Employees successful the Asia-Pacific portion were the astir apt among planetary employees surveyed to accidental they were unsure astir their idiosyncratic work for cyber security. Proofpoint recovered that 57% of employees surveyed successful the portion said they were unsure astir their responsibilities, compared with 54% astir the globe.

The survey besides revealed IT information teams are overconfident astir employees’ level of work awareness. While 84% of IT information individuals surveyed said their employees believed they were liable for security, lone 39% of employees themselves said they counted this arsenic portion of their responsibilities (Figure B).

Figure B: Many Asia-Pacific employees are inactive unsure if cyber information is their responsibility. Source: Proofpoint

What tin Asia-Pacific organisations bash astir the worker problem?

There is nary uncertainty that cyber professionals successful APAC request employees to summation clarity implicit their responsibilities erstwhile it comes to cybersecurity. After all, APAC was named ‘ground zero’ for cyber transgression maturation successful 2023, erstwhile it experienced the highest year-over-year summation successful play cyberattacks during the archetypal 4th of 2023.

Make pursuing cyber information champion practices easy

Proofpoint’s survey makes wide employees are taking risks wherever it is much convenient oregon saves them time.
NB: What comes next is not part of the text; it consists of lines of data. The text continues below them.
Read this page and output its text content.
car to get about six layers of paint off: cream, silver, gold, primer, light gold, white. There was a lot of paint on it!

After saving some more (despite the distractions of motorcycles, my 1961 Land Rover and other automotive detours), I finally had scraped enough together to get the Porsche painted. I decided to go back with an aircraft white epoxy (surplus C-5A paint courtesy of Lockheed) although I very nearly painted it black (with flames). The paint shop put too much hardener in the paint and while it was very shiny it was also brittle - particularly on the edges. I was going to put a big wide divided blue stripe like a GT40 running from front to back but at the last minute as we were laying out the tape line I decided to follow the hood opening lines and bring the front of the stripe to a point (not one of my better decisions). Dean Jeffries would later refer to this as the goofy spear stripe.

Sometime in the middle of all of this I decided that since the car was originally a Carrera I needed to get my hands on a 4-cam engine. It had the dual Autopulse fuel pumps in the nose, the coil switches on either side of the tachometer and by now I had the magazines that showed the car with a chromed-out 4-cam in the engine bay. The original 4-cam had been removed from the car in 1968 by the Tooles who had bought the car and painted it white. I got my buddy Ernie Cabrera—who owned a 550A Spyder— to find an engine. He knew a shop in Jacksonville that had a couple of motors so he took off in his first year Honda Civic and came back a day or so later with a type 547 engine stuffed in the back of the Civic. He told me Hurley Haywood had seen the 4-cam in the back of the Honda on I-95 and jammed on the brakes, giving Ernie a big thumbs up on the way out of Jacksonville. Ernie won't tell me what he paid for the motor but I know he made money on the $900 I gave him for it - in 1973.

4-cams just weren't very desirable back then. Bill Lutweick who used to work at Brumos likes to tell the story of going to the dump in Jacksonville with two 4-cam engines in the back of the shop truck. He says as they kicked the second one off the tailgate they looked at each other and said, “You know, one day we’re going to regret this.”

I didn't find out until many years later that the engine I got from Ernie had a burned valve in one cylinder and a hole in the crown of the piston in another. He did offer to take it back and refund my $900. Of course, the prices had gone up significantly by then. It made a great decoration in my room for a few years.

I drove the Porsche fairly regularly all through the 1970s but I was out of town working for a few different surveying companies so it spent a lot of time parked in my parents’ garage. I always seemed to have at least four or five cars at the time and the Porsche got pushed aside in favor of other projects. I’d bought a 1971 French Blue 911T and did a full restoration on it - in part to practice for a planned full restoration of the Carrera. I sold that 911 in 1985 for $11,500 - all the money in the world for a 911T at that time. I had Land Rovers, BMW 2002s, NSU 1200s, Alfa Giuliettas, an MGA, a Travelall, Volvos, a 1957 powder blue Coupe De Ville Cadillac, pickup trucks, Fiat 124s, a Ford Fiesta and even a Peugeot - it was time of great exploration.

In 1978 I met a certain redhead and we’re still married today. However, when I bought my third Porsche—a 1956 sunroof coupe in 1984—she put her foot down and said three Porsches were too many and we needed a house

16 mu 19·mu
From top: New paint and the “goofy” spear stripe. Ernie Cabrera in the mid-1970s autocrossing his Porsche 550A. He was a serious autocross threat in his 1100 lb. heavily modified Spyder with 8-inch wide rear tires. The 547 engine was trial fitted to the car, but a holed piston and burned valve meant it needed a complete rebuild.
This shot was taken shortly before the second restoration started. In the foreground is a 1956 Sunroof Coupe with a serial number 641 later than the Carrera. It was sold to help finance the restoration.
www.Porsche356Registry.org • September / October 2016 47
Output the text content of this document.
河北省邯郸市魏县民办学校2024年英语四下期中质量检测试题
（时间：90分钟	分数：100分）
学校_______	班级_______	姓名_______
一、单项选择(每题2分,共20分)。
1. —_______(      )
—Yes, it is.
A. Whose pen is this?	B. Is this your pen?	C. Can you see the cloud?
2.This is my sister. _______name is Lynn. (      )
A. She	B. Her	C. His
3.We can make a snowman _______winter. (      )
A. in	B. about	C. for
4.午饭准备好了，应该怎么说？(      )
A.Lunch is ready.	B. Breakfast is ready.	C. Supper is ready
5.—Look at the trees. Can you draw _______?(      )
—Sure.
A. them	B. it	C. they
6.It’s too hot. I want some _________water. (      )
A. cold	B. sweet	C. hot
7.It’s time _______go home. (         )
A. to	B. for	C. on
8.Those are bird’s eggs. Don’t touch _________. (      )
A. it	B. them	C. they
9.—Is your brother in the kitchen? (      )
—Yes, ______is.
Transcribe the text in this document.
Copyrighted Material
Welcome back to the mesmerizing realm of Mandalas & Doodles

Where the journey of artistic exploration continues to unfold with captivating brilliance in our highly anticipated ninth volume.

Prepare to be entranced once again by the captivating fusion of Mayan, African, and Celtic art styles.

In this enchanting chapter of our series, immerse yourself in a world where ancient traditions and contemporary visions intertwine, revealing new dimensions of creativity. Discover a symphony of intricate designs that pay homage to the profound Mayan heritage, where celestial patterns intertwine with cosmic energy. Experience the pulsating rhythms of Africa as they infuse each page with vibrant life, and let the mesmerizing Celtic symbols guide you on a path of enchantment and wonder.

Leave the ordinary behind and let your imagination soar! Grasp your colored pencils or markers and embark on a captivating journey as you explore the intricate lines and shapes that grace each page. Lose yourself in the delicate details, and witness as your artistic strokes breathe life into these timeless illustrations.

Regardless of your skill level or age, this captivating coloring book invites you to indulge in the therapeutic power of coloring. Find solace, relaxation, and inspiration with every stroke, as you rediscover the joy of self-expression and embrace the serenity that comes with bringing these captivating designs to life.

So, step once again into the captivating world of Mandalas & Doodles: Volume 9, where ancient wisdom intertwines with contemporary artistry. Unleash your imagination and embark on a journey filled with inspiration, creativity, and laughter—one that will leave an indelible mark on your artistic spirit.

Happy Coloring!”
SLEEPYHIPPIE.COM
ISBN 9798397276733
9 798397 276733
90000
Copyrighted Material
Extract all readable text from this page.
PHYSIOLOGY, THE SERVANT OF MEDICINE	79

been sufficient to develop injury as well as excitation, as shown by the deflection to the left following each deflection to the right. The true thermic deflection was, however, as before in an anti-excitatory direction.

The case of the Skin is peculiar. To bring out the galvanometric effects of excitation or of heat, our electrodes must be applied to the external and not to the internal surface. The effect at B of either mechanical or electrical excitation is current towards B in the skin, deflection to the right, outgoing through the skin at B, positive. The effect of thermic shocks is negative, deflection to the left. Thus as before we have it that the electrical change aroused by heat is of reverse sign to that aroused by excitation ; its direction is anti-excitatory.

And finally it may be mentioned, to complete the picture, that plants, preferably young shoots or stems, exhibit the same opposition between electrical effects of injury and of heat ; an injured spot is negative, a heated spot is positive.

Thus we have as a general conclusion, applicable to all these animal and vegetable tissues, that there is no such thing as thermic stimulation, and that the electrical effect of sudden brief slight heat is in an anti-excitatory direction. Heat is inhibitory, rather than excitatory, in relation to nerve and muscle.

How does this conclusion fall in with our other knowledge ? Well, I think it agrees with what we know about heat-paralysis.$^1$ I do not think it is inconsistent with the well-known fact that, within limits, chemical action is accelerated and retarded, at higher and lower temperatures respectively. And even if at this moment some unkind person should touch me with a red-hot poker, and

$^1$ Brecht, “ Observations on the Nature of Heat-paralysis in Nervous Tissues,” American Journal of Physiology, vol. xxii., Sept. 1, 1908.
Cyber information professionals tin lone trim this hazard if they endeavour to marque pursuing unafraid practices arsenic elemental arsenic imaginable and region immoderate barriers employees whitethorn look to doing the close thing.

PREMIUM: Consider utilizing email templates for information alerts.

For example, this whitethorn impact moving with IT teams to guarantee thing arsenic elemental arsenic streamlined entree to an businesslike IT assistance desk. This would guarantee streamlined entree to a VPN, debar them connecting to unsecured networks and woody with relationship oregon password issues to region the temptation of sharing passwords.

“Work with concern stakeholders and prioritise ease-of-use erstwhile implementing information policies,” Proofpoint said successful its survey. “Users volition beryllium little inclined to circumvent systems if information aligns with their goals. And they are much apt to usage a power if it is intuitive and does not necessitate immoderate training.”

Educate to physique cyber information consciousness and culture

Education and raising consciousness volition proceed to play a captious role. If employees successful the portion are inactive unsure successful galore cases astir their relation successful accusation information management, it lone makes consciousness to boost concern successful delivering engaging cyber information grooming resources that tin enactment an uplift successful knowing of threats.

This could see grooming resources that absorption connected the apical risks of cyber information professionals. Employees could beryllium amended informed astir practices similar clicking connected links oregon downloading attachments that could summation phishing oregon malware risk, portion being supported with tools that emblem emails arsenic coming from extracurricular the organisation.

Building a beardown cyber information civilization is the endgame. Organisations that person occurrence with engaging employees successful cyber information often enrol employees successful helping the organisation spot issues. For example, a phish reporting Slack oregon communications transmission tin enactment arsenic a conveyance for reporting, steadfast contention and unit reward.